The desiccated coconut flakes we can buy in the UK are reported to be a little bit drier and less sweet than the sweetened coconut flakes available in the US - I found the only difference this makes is that the dough is a bit more crumbly, requiring more effort to form the balls before baking. However they came out tasting great for me in both countries. The only real change I made from the original recipe was to add in chocolate chunks instead of drizzling it on top, and I went for the thicker chewier size.

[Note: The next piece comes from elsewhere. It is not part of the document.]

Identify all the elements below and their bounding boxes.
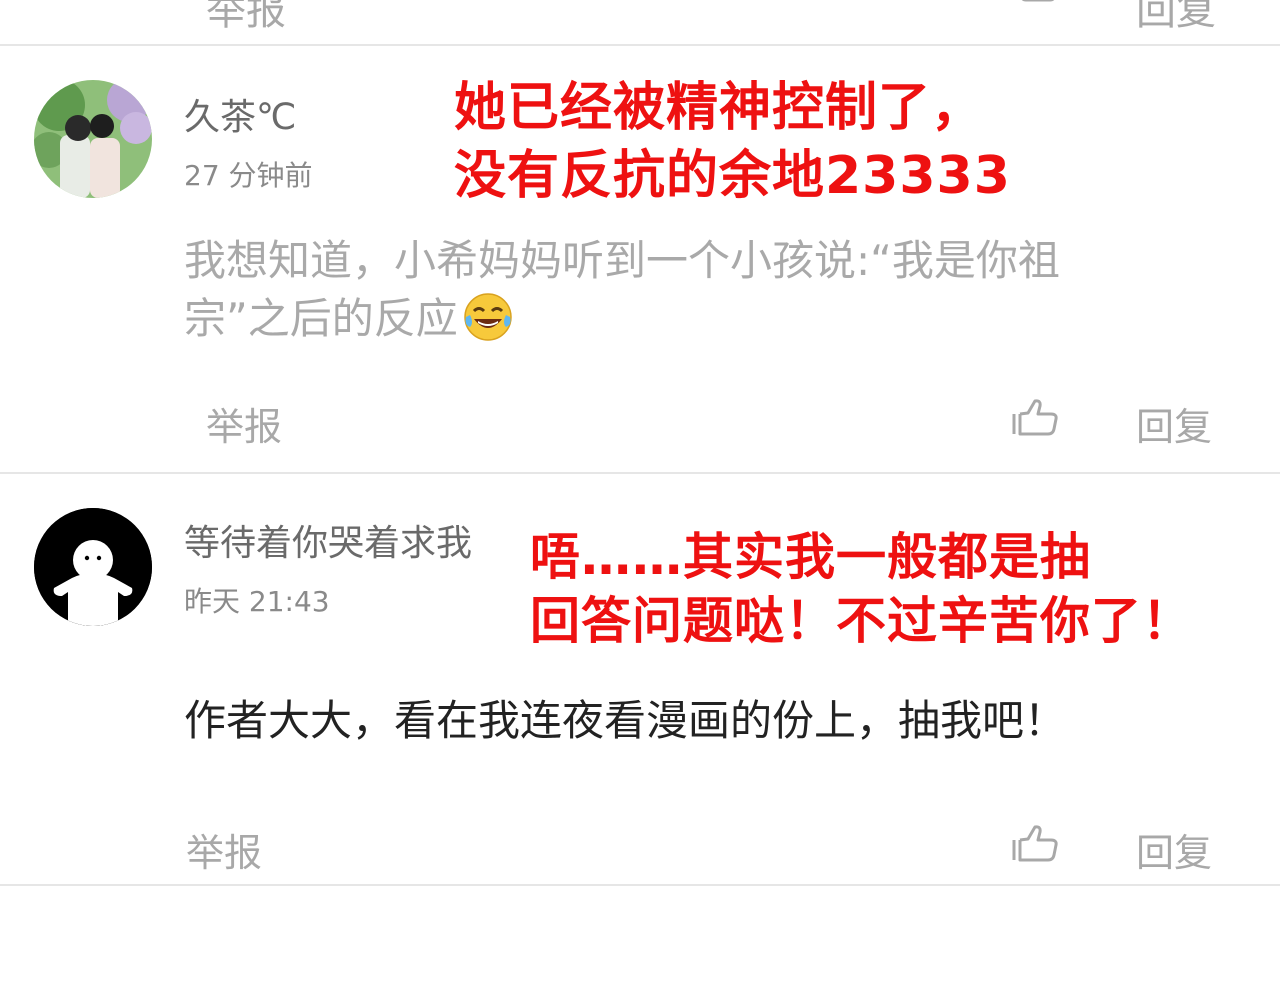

The original recipe has all the weights of the ingredients, if you prefer that to measuring cups.
Almond Joy Cookies
mildly adapted from Bravetart
1/2 cup almond butter - unsalted or lightly salted (I used creamy)
28 grams butter (2 Tb) softened unsalted butter
1/2 cup + 2 Tb brown sugar
1/2 cup + 2 Tb white sugar
1 tsp baking powder
1 tsp baking soda
1 tsp salt
1 tsp vanilla extract
1 tsp almond extract
1 cup all purpose flour
2 cups (UK) desiccated coconut/(US) unsweetened coconut flakes
150 grams 70% bittersweet chocolate, chopped
Make the Cookies:
preheat the oven to 176c/350f
- Mix together everything but the egg, flour and coconut in a bowl, until well mixed
- Add in the egg, and mix again. Add in the flour and mix well once again.
- Using a spoon, mix in the chopped chocolate. If you are in the UK this will be a very very crumbly dough!
- Use your hands to press together large balls of dough, a little smaller than a golf ball, and place on a cookie tray. Using either your hands or a glass, press down gently on the balls of dough, to flatten them to about 3/4 inch thick (you may need to hold in the edges to keep these from crumbling).
- Bake for 13-15 minutes, until the edges are a golden brown and the cookies have set, but the middle is still on the soft side.
- Cool on a wire rack, and store in an airtight container.